Mark Mulder — the most intriguing comeback story of the 2014 baseball season

Big League Stew

It seems fitting that Mark Mulder came to terms on a contract with Los Angeles Angels on New Year's Day.

While many of us were writing down — OK, Facebooking — our New Year's resolutions, Mulder was committing himself to one heck of a challenge. The former Cy Young runner-up, who hasn't thrown a pitch in the big leagues since 2008, took another step in his comeback attempt. He'll be trying to crack the Angels' opening day roster, after signing an incentive-heavy minor-league contract that comes with an invite to spring training.

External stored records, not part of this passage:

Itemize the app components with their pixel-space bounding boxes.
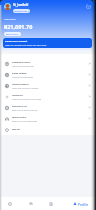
staticText: Referral ₦0.00 [6,33,19,35]
staticText: Secure your account by changing [12,87,39,89]
staticText: Update your transaction pin anytime [12,98,42,100]
staticText: Make your account more secure with extra… [5,44,47,46]
staticText: Reach out to our available team [12,120,38,122]
staticText: Support Center [12,116,27,119]
button[interactable]: History [41,197,61,210]
staticText: View your transaction limits [12,65,34,67]
button[interactable]: Secure your account [3,38,92,48]
button[interactable]: Update Password [0,80,96,91]
button[interactable]: Upgrade to Tier 1 [13,9,30,13]
staticText: Upgrade to Tier 1 [14,10,29,12]
staticText: Developer's API [12,105,27,108]
staticText: Update Password [12,83,29,86]
button[interactable]: Support Center [0,113,96,124]
staticText: Hi, Jamilah! [13,3,29,7]
button[interactable]: Transaction History [0,58,96,69]
button[interactable]: Profile [72,201,90,207]
button[interactable]: Cards [20,197,41,210]
staticText: Profile [78,202,89,206]
button[interactable]: Profile avatar [4,3,11,10]
button[interactable]: Home [0,197,20,210]
button[interactable]: Developer's API [0,102,96,113]
staticText: Sign out [12,128,20,131]
button[interactable]: Notifications [86,4,91,9]
button[interactable]: Update PIN [0,91,96,102]
staticText: Total Balance [4,18,16,21]
button[interactable]: Sign out [0,124,96,135]
staticText: Update PIN [12,94,23,97]
staticText: Transaction History [12,61,31,64]
staticText: ₦21,691.70 [4,23,33,30]
staticText: Easily test our api and other sdk [12,109,38,111]
button[interactable]: Referral ₦0.00 [4,32,21,36]
staticText: Secure your account [5,40,28,43]
staticText: Profile Settings [12,72,27,75]
staticText: Update your profile details [12,76,34,78]
button[interactable]: Profile Settings [0,69,96,80]
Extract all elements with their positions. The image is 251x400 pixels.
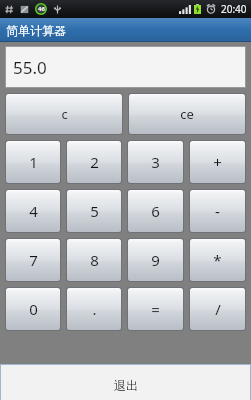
staticText: 7 (29, 250, 38, 270)
button[interactable]: + (190, 141, 245, 183)
staticText: 2 (90, 152, 99, 172)
button[interactable]: 1 (6, 141, 60, 183)
button[interactable]: . (67, 288, 121, 330)
staticText: c (61, 105, 68, 123)
staticText: 8 (90, 250, 99, 270)
staticText: + (213, 152, 222, 172)
staticText: 5 (90, 201, 99, 221)
button[interactable]: - (190, 190, 245, 232)
button[interactable]: 退出 (1, 365, 250, 400)
button[interactable]: 2 (67, 141, 121, 183)
staticText: * (213, 250, 222, 270)
staticText: 退出 (114, 378, 138, 393)
button[interactable]: 5 (67, 190, 121, 232)
staticText: / (215, 299, 221, 319)
button[interactable]: 4 (6, 190, 60, 232)
staticText: = (151, 299, 160, 319)
button[interactable]: 0 (6, 288, 60, 330)
staticText: 20:40 (221, 2, 247, 16)
staticText: 简单计算器 (6, 23, 66, 38)
button[interactable]: c (6, 94, 122, 134)
staticText: 9 (151, 250, 160, 270)
staticText: 6 (151, 201, 160, 221)
button[interactable]: = (128, 288, 183, 330)
staticText: 3 (151, 152, 160, 172)
staticText: . (92, 299, 97, 319)
button[interactable]: 6 (128, 190, 183, 232)
staticText: 1 (29, 152, 38, 172)
button[interactable]: * (190, 239, 245, 281)
staticText: ce (180, 105, 194, 123)
button[interactable]: 8 (67, 239, 121, 281)
button[interactable]: / (190, 288, 245, 330)
staticText: 0 (29, 299, 38, 319)
staticText: 55.0 (13, 56, 47, 79)
button[interactable]: 9 (128, 239, 183, 281)
staticText: - (215, 201, 220, 221)
button[interactable]: 3 (128, 141, 183, 183)
staticText: 46 (38, 5, 45, 13)
button[interactable]: ce (129, 94, 245, 134)
button[interactable]: 7 (6, 239, 60, 281)
staticText: 4 (29, 201, 38, 221)
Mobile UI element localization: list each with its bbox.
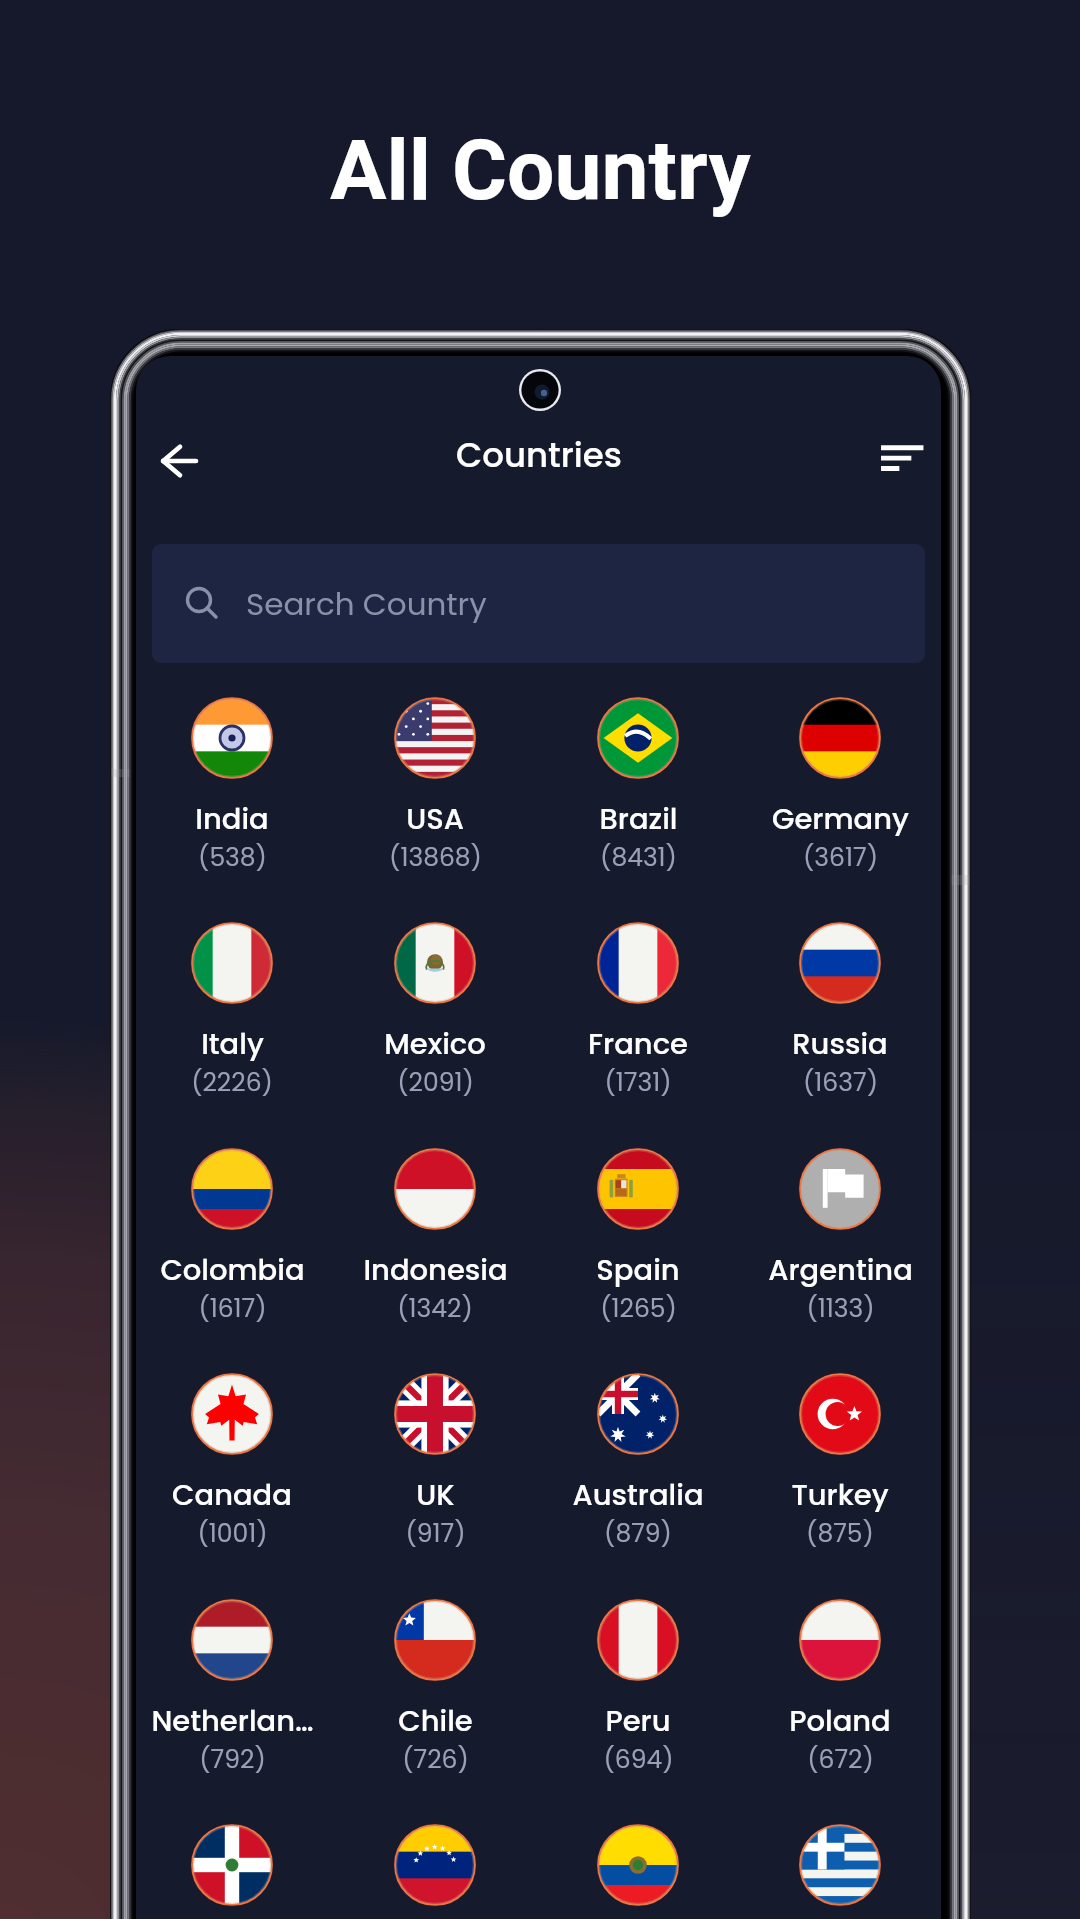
staticText: Colombia: [160, 1250, 305, 1291]
staticText: (917): [405, 1516, 466, 1551]
staticText: (879): [604, 1516, 672, 1551]
button[interactable]: France: [537, 922, 739, 1100]
button[interactable]: Back: [144, 429, 216, 493]
button[interactable]: Netherlan…: [136, 1599, 333, 1777]
staticText: Search Country: [246, 582, 487, 625]
staticText: (694): [603, 1742, 674, 1777]
staticText: (538): [198, 840, 267, 875]
staticText: (1617): [198, 1291, 267, 1326]
staticText: Chile: [398, 1701, 473, 1742]
button[interactable]: USA: [334, 697, 536, 875]
staticText: (1731): [604, 1065, 672, 1100]
staticText: (1001): [197, 1516, 268, 1551]
button[interactable]: Italy: [136, 922, 333, 1100]
staticText: (3617): [803, 840, 878, 875]
staticText: Spain: [596, 1250, 680, 1291]
button[interactable]: Turkey: [739, 1373, 941, 1551]
button[interactable]: Peru: [537, 1599, 739, 1777]
button[interactable]: Russia: [739, 922, 941, 1100]
staticText: Australia: [572, 1475, 704, 1516]
staticText: (672): [807, 1742, 874, 1777]
button[interactable]: [136, 1824, 333, 1919]
button[interactable]: [739, 1824, 941, 1919]
button[interactable]: Sort: [867, 429, 939, 493]
staticText: Italy: [201, 1024, 264, 1065]
button[interactable]: Indonesia: [334, 1148, 536, 1326]
staticText: (8431): [600, 840, 677, 875]
staticText: (2226): [191, 1065, 273, 1100]
staticText: Countries: [456, 431, 622, 479]
button[interactable]: Brazil: [537, 697, 739, 875]
staticText: (1637): [803, 1065, 878, 1100]
staticText: Indonesia: [363, 1250, 508, 1291]
staticText: Canada: [172, 1475, 292, 1516]
staticText: Argentina: [768, 1250, 913, 1291]
staticText: (2091): [397, 1065, 474, 1100]
staticText: Turkey: [791, 1475, 889, 1516]
staticText: (13868): [389, 840, 482, 875]
staticText: (726): [402, 1742, 469, 1777]
button[interactable]: Chile: [334, 1599, 536, 1777]
button[interactable]: Colombia: [136, 1148, 333, 1326]
staticText: All Country: [330, 121, 751, 219]
button[interactable]: India: [136, 697, 333, 875]
staticText: (792): [199, 1742, 266, 1777]
staticText: Mexico: [384, 1024, 486, 1065]
staticText: Netherlan…: [151, 1701, 314, 1742]
button[interactable]: Search Country: [152, 544, 925, 663]
button[interactable]: [334, 1824, 536, 1919]
staticText: Brazil: [599, 799, 678, 840]
button[interactable]: Spain: [537, 1148, 739, 1326]
staticText: (1342): [397, 1291, 473, 1326]
button[interactable]: Australia: [537, 1373, 739, 1551]
staticText: (1133): [806, 1291, 875, 1326]
staticText: Germany: [772, 799, 909, 840]
button[interactable]: [537, 1824, 739, 1919]
staticText: (1265): [600, 1291, 677, 1326]
button[interactable]: Poland: [739, 1599, 941, 1777]
staticText: Russia: [792, 1024, 888, 1065]
staticText: (875): [806, 1516, 874, 1551]
staticText: Peru: [605, 1701, 671, 1742]
staticText: Poland: [789, 1701, 891, 1742]
button[interactable]: Germany: [739, 697, 941, 875]
staticText: India: [195, 799, 269, 840]
button[interactable]: Mexico: [334, 922, 536, 1100]
button[interactable]: UK: [334, 1373, 536, 1551]
staticText: USA: [406, 799, 464, 840]
staticText: UK: [416, 1475, 455, 1516]
staticText: France: [588, 1024, 688, 1065]
button[interactable]: Canada: [136, 1373, 333, 1551]
button[interactable]: Argentina: [739, 1148, 941, 1326]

It's fitting that it's with the Angels too, one of the teams in baseball so obviously linked to a film. Because if Mulder can pull this off, it will a tale for the movies. Even if he doesn't, it'll still be the most intriguing comeback story of the 2014 baseball season. A guy who left the game, moved on to a new gig, but couldn't move on completely in life. The itch came back, the possibilities and what-ifs romanced him, and he couldn't say no.

Mulder begrudgingly retired in 2010 — "I guess I have retired," he said at the time — after injuries derailed his career. He was fantastic between 2001 and 2005, winning 88 games with an average ERA of 3.62 for the Oakland Athletics and St. Louis Cardinals.

A variety of shoulder and rotator cuff issues turned Mulder's career upside-down, and soon he was transitioning into a job with ESPN as a baseball analyst.

Analyzing baseball led to him analyzing himself and discovering that if he adjusted his delivery, he could throw pain-free again. In fact, he emulated the unusual throwing motion of Los Angeles Dodgers relief pitcher Paco Rodriguez.

Mulder got into shape, started throwing off of a mound again and was reaching 89-90 mph when a trio of teams came to watch him throw in November, according an ESPN report announcing his comeback attempt.

Now, Mulder's found a match. The deal makes sense for the Angels. They're a team whose main focus this offseason has been acquiring pitching, since it crippled them a season ago. They acquired Hector Santiago and Tyler Skaggs in a three-team trade with the Arizona Diamondbacks and Chicago White Sox. But there still could be room for Mulder if he's anything close to resembling the pitcher he used to be.

Mulder is 36, old in pro sports terms, but plenty of pitchers have done well at that age. Guys such as Bartolo Colon, Hiroki Kuroda, A.J. Burnett and former teammate Tim Hudson have shown in recent years that there is success to be had when you're 36 or older. Here's a look at pitchers 36+ in the past three MLB seasons:

Being away from the game for as long as Mulder has is a variable you can't account for. It's an unusual circumstance that makes his story even more fascinating. The Angels aren't committing a lot to Mulder, just giving him a chance. According to reports, he'd make $1 million if he's on the opening day roster. He could make $6 million if he meets a variety of incentives.

While baseball will spend the next month figuring out which MLB team wins the right to pay a star from Japan upward of $100 million, it's Mulder and his maybe $1 million contract that might just become the most interesting signing of baseball's offseason. We love an underdog, don't we?